Gout Symptoms: Recognizing Signs for Timely Diagnosis and Management

Gout Symptoms: Recognizing Signs for Timely Diagnosis and Management

Before the first gout attack occurs and the disease is discovered, a gout disease has often existed for years. The phase in which uric acid levels rise slowly but without showing symptoms is called the asymptomatic phase. Typical gout symptoms only become noticeable when the level reaches a critical point, and a gout attack occurs.

pain in the toes

A gout attack typically causes severe pain. The joint in the big toe is particularly frequently affected (podagra). In addition to the pain, the joint can be reddish, severely swollen and overheated. It is also susceptible to touch. In some cases, those affected can only step on their heels, which leads to a limping gait.

In addition to the toe joint, a gout attack can also cause problems in the thumb joints, the knee joints, the ankle joints and the joints in the metatarsus. If the disease is not treated appropriately and the lifestyle is not adjusted, chronic pain can be the result.


Uric acid builds up in the joints.

In gout, the pain is caused by uric acid crystals building up in the body. This happens preferably in the skin, the joints, the tendons, the ear cartilage and the bursa. Painful joint inflammation can then develop as a result of the deposits.

If the inflammation is not treated, it can lead to chronic damage to the joints in the long term. Damage to other organs, such as the kidneys, is also possible. The uric acid crystals are also deposited here and, over time, can lead to kidney stones and, in the worst case, to a functional failure of the kidneys.

Visible nodules sometimes form due to the deposits of the crystals. These are called gout tophi. However, tophi only form when there are larger clumps of crystals. This is rarely the case with today’s treatment options – often when gout is not treated.

chronic course

The first gout attack usually comes as a complete surprise to those affected. Often, these are healthy people who do not know anything about their illness. An acute gout attack can last from several hours to a few days. Once the symptoms have subsided, the gout attack is usually followed by a longer symptom-free phase.

However, if no therapy is given, gout attacks can occur again and again. The symptoms usually get worse over time. Specifically, this means that the attacks occur at shorter intervals, last longer and can also spread to other joints.

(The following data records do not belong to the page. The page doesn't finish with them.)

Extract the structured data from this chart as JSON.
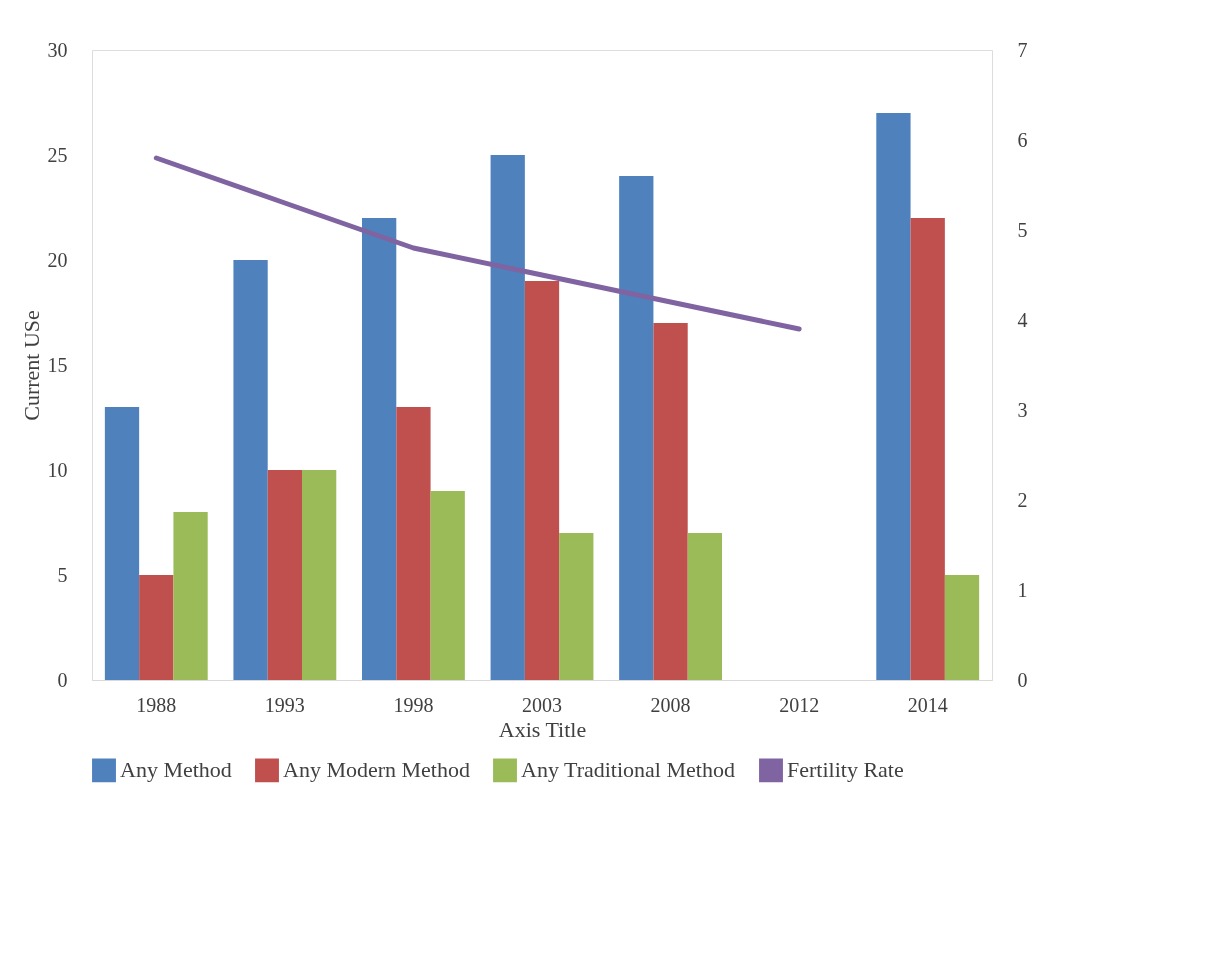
{
  "chart_data": {
    "type": "bar",
    "xlabel": "Axis Title",
    "ylabel": "Current USe",
    "categories": [
      "1988",
      "1993",
      "1998",
      "2003",
      "2008",
      "2012",
      "2014"
    ],
    "series": [
      {
        "name": "Any Method",
        "color": "#4f81bd",
        "values": [
          13,
          20,
          22,
          25,
          24,
          null,
          27
        ]
      },
      {
        "name": "Any Modern Method",
        "color": "#c0504d",
        "values": [
          5,
          10,
          13,
          19,
          17,
          null,
          22
        ]
      },
      {
        "name": "Any Traditional Method",
        "color": "#9bbb59",
        "values": [
          8,
          10,
          9,
          7,
          7,
          null,
          5
        ]
      },
      {
        "name": "Fertility Rate",
        "color": "#8064a2",
        "type": "line",
        "axis": "y2",
        "values": [
          5.8,
          5.3,
          4.8,
          4.5,
          4.2,
          3.9,
          null
        ]
      }
    ],
    "ylim": [
      0,
      30
    ],
    "yticks": [
      0,
      5,
      10,
      15,
      20,
      25,
      30
    ],
    "y2lim": [
      0,
      7
    ],
    "y2ticks": [
      0,
      1,
      2,
      3,
      4,
      5,
      6,
      7
    ],
    "legend": "bottom"
  }
}
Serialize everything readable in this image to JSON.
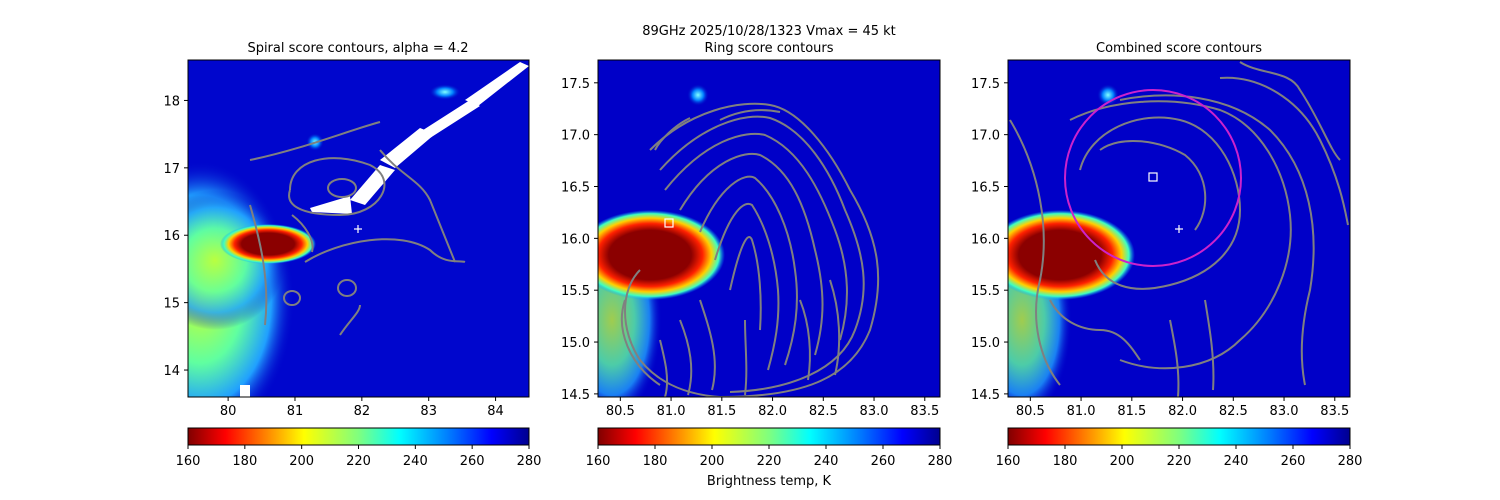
{
  "figure": {
    "suptitle_line1": "89GHz  2025/10/28/1323    Vmax = 45 kt",
    "colorbar_label": "Brightness temp, K"
  },
  "colors": {
    "contour": "#808080",
    "ring_circle": "#cc22cc",
    "marker": "#ffffff",
    "background_field": "#0000a8"
  },
  "chart_data": [
    {
      "type": "heatmap",
      "title": "Spiral score contours, alpha =  4.2",
      "xlim": [
        79.4,
        84.5
      ],
      "ylim": [
        13.6,
        18.6
      ],
      "xticks": [
        80,
        81,
        82,
        83,
        84
      ],
      "yticks": [
        14,
        15,
        16,
        17,
        18
      ],
      "xtick_labels": [
        "80",
        "81",
        "82",
        "83",
        "84"
      ],
      "ytick_labels": [
        "14",
        "15",
        "16",
        "17",
        "18"
      ],
      "colorbar": {
        "min": 160,
        "max": 280,
        "ticks": [
          "160",
          "180",
          "200",
          "220",
          "240",
          "260",
          "280"
        ],
        "cmap": "jet_r"
      },
      "center_plus": [
        81.95,
        16.1
      ],
      "grid": false
    },
    {
      "type": "heatmap",
      "title": "Ring score contours",
      "xlim": [
        80.28,
        83.65
      ],
      "ylim": [
        14.47,
        17.72
      ],
      "xticks": [
        80.5,
        81.0,
        81.5,
        82.0,
        82.5,
        83.0,
        83.5
      ],
      "yticks": [
        14.5,
        15.0,
        15.5,
        16.0,
        16.5,
        17.0,
        17.5
      ],
      "xtick_labels": [
        "80.5",
        "81.0",
        "81.5",
        "82.0",
        "82.5",
        "83.0",
        "83.5"
      ],
      "ytick_labels": [
        "14.5",
        "15.0",
        "15.5",
        "16.0",
        "16.5",
        "17.0",
        "17.5"
      ],
      "colorbar": {
        "min": 160,
        "max": 280,
        "ticks": [
          "160",
          "180",
          "200",
          "220",
          "240",
          "260",
          "280"
        ],
        "cmap": "jet_r"
      },
      "center_square": [
        80.97,
        16.15
      ],
      "grid": false
    },
    {
      "type": "heatmap",
      "title": "Combined score contours",
      "xlim": [
        80.28,
        83.65
      ],
      "ylim": [
        14.47,
        17.72
      ],
      "xticks": [
        80.5,
        81.0,
        81.5,
        82.0,
        82.5,
        83.0,
        83.5
      ],
      "yticks": [
        14.5,
        15.0,
        15.5,
        16.0,
        16.5,
        17.0,
        17.5
      ],
      "xtick_labels": [
        "80.5",
        "81.0",
        "81.5",
        "82.0",
        "82.5",
        "83.0",
        "83.5"
      ],
      "ytick_labels": [
        "14.5",
        "15.0",
        "15.5",
        "16.0",
        "16.5",
        "17.0",
        "17.5"
      ],
      "colorbar": {
        "min": 160,
        "max": 280,
        "ticks": [
          "160",
          "180",
          "200",
          "220",
          "240",
          "260",
          "280"
        ],
        "cmap": "jet_r"
      },
      "center_square": [
        81.7,
        16.6
      ],
      "center_plus": [
        81.95,
        16.1
      ],
      "ring_circle": {
        "center": [
          81.7,
          16.6
        ],
        "radius_deg": 0.88
      },
      "grid": false
    }
  ]
}
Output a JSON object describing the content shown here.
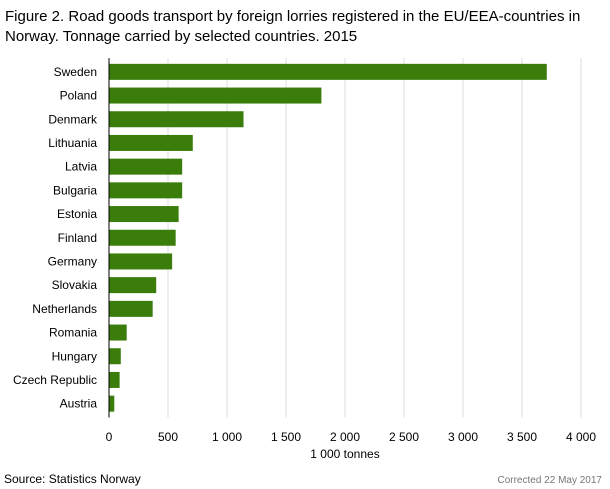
{
  "figure_title": "Figure 2. Road goods transport by foreign lorries  registered in the EU/EEA-countries in Norway. Tonnage carried by selected countries. 2015",
  "source": "Source: Statistics Norway",
  "note": "Corrected 22  May 2017",
  "colors": {
    "bar": "#3a7d0a",
    "grid": "#dddddd",
    "axis": "#000000"
  },
  "chart_data": {
    "type": "bar",
    "orientation": "horizontal",
    "title": "Figure 2. Road goods transport by foreign lorries  registered in the EU/EEA-countries in Norway. Tonnage carried by selected countries. 2015",
    "xlabel": "1 000 tonnes",
    "ylabel": "",
    "xlim": [
      0,
      4000
    ],
    "grid": true,
    "legend": "none",
    "x_ticks": [
      0,
      500,
      1000,
      1500,
      2000,
      2500,
      3000,
      3500,
      4000
    ],
    "x_tick_labels": [
      "0",
      "500",
      "1 000",
      "1 500",
      "2 000",
      "2 500",
      "3 000",
      "3 500",
      "4 000"
    ],
    "categories": [
      "Sweden",
      "Poland",
      "Denmark",
      "Lithuania",
      "Latvia",
      "Bulgaria",
      "Estonia",
      "Finland",
      "Germany",
      "Slovakia",
      "Netherlands",
      "Romania",
      "Hungary",
      "Czech Republic",
      "Austria"
    ],
    "values": [
      3710,
      1800,
      1140,
      710,
      620,
      620,
      590,
      565,
      535,
      400,
      370,
      150,
      100,
      90,
      45
    ]
  }
}
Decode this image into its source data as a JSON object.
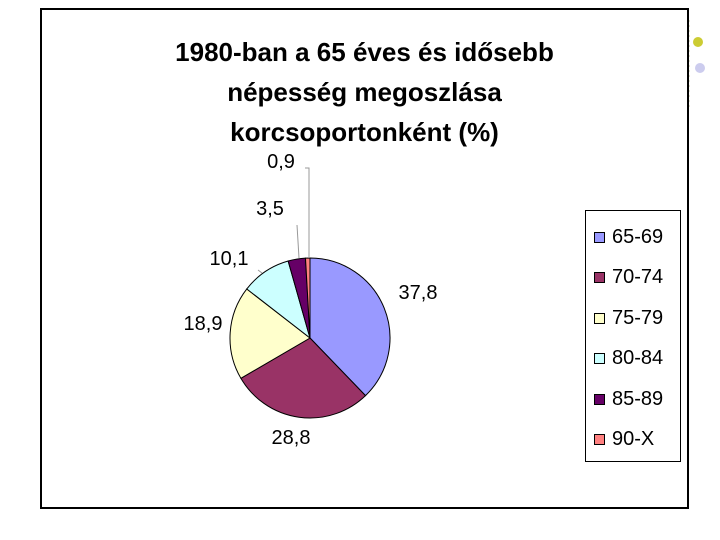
{
  "chart_data": {
    "type": "pie",
    "title": "1980-ban a 65 éves és idősebb népesség megoszlása korcsoportonként (%)",
    "title_lines": [
      "1980-ban a 65 éves és idősebb",
      "népesség megoszlása",
      "korcsoportonként (%)"
    ],
    "categories": [
      "65-69",
      "70-74",
      "75-79",
      "80-84",
      "85-89",
      "90-X"
    ],
    "values": [
      37.8,
      28.8,
      18.9,
      10.1,
      3.5,
      0.9
    ],
    "data_labels": [
      "37,8",
      "28,8",
      "18,9",
      "10,1",
      "3,5",
      "0,9"
    ],
    "colors": [
      "#9999ff",
      "#993366",
      "#ffffcc",
      "#ccffff",
      "#660066",
      "#ff8080"
    ],
    "legend_position": "right"
  }
}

If the disease takes a chronic course, serious complications can also occur. These include, for example:

  • constant pain
  • chronic joint inflammation
  • joint deformities
  • bursitis
  • Kidney stones, kidney weakness and kidney failure

However, chronic gout is relatively rare. It only occurs if the disease is not treated or not sufficiently treated.


diagnosis of gout

Based on the typical symptoms, the doctor can often already make the suspected diagnosis of gout. A blood test can then determine the current uric acid level. However, this does not necessarily have to be increased during a gout attack. Therefore, regular measurement of the values ​​is more meaningful than a one-off test.

In addition to a blood test, a urine sample can also provide further information. Because while the uric acid level in the blood is usually higher in gout, it is lower than usual in the urine. 

Joint puncture and X-ray

Suppose there are still doubts about whether the patient has gout after the blood test. A joint puncture with subsequent examination of the synovial fluid can provide a precise result. The uric acid crystals in the liquid can be seen under the microscope.

On the other hand, an X-ray examination makes little sense in the early stages of the disease. However, if the course is advanced, an X-ray can be helpful for diagnosis. Then, there are often already visible changes in the joints.